Despite the fastest monetary tightening cycle in the country’s history, the Canadian economy is still running hot, which forced the central bank to crank its key interest rate even higher to a 22-year high of 4.75% last week.
Analysts are betting on another rate hike in July, to help the Bank of Canada bring inflation back down to its 2% range. Here are some factors that are keeping demand robust in the Canadian economy.
Extended Mortgage Amortizations
Many of Canada’s major banks allowed holders of variable-rate mortgages to extend their amortization period in order to keep their payments at nearly the same level, temporarily blunting the impact of higher borrowing costs.
As a result, higher borrowing costs have so far caused less financial stress for home buyers than they had expected, so the market has not seen a spike in supply from forced sellers.
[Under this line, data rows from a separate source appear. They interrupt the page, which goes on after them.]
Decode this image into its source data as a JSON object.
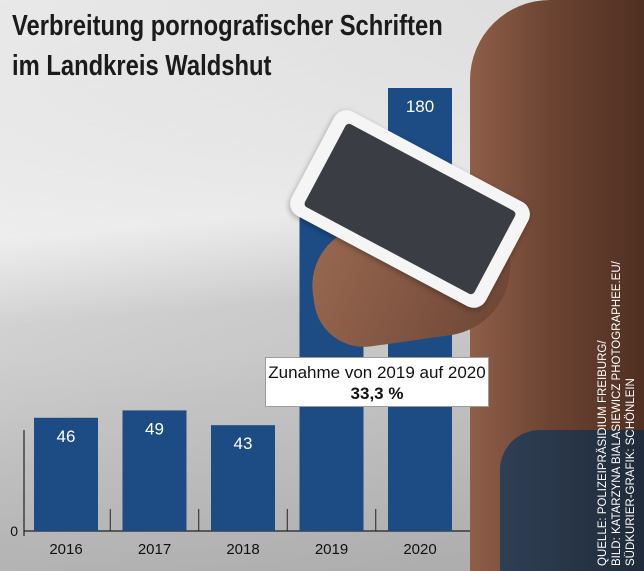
{
  "title_line1": "Verbreitung pornografischer Schriften",
  "title_line2": "im Landkreis Waldshut",
  "callout": {
    "line1": "Zunahme von 2019 auf 2020",
    "line2": "33,3 %"
  },
  "source": {
    "line1": "QUELLE: POLIZEIPRÄSIDIUM FREIBURG/",
    "line2": "BILD: KATARZYNA BIALASIEWICZ PHOTOGRAPHEE.EU/",
    "line3": "SÜDKURIER-GRAFIK: SCHÖNLEIN"
  },
  "colors": {
    "bar": "#1d4b84",
    "bar_label": "#ffffff",
    "axis": "#222222"
  },
  "chart_data": {
    "type": "bar",
    "categories": [
      "2016",
      "2017",
      "2018",
      "2019",
      "2020"
    ],
    "values": [
      46,
      49,
      43,
      135,
      180
    ],
    "ylim": [
      0,
      180
    ],
    "y_ticks": [
      "0"
    ],
    "xlabel": "",
    "ylabel": ""
  }
}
That has partially helped the recovery in home prices, which have jumped 17% in the three months since January, after a year-long slump.
“It’s really something that has been a game changer in terms of how monetary policy is transmitted to the economy,” said Randall Bartlett, senior director of Canadian economics at Desjardins.
“A lot of households have been able to continue spending in a way that they wouldn’t otherwise be able to, and to stay in their homes in a way that they wouldn’t otherwise be able to.”
Canadians are Splurging Post-Pandemic
Canadian consumers have been splurging on interest-rate sensitive sectors including durable goods like furniture and appliances, despite a 1% decline in disposable income in the first quarter, drawing down their pandemic savings. The savings rate has halved to 2.9% in the first quarter from the fourth quarter of last year, Statistics Canada said.
“It seems like a lot of Canadians are looking to catch up on experiences that they weren’t able to have for a couple of years,” like travelling and eating out, Bartlett added.